Detailed maps on the spatial and temporal distribution of crops are key for a better understanding of agricultural practices and for food security management. Multi-temporal remote sensing data and deep learning (DL) have been extensively studied for deriving accurate crop maps. However, strategies to solve the problem of transferring crop classification models over time, e.g., training the model with data for a recent year and mapping back to the past, have not been fully explored. This is due to the lack of a generalized method for aggregating optical data with regard to the irregularity in annual clear sky observations and the scarcity of multi-annual crop reference data to support a more generalized DL model.
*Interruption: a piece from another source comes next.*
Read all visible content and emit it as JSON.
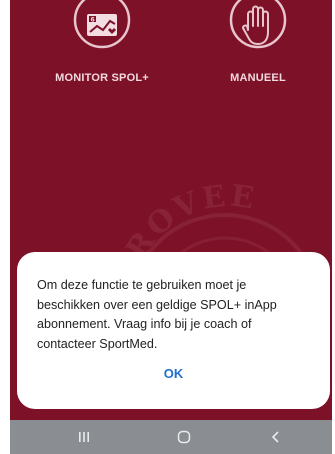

In this study, we tackled these challenges by introducing a method namely Temporal Encoding (TE) to capture the irregular phenological information. Subsequently, we adapted and integrated two methods, i.e., Random Observations Selection (ROS) and Random Day Shifting (RDS) to simulate the variability of temporal sparsity as well as the shifts of crop phenology over different years. We tested this approach with a 1-dimensional Convolutional Neural Network (1D-CNN) and a Transformer Network models. Our results for both classifiers showed that models trained with crop reference data from 2018 and a dense time series of Landsat 7/8 and Sentinel-2 A/B data can be transferred with little decreases in accuracy to map 12 consecutive years from 2010 to 2021. The Transformer Network was slightly more accurate, while the 1D-CNN was much three times faster. Furthermore, the proposed models could achieve similar performances in the same years with and without fully available satellite information. The TE with ROS and RDS appears well suited for improving temporal transferability to support long term historic crop mapping.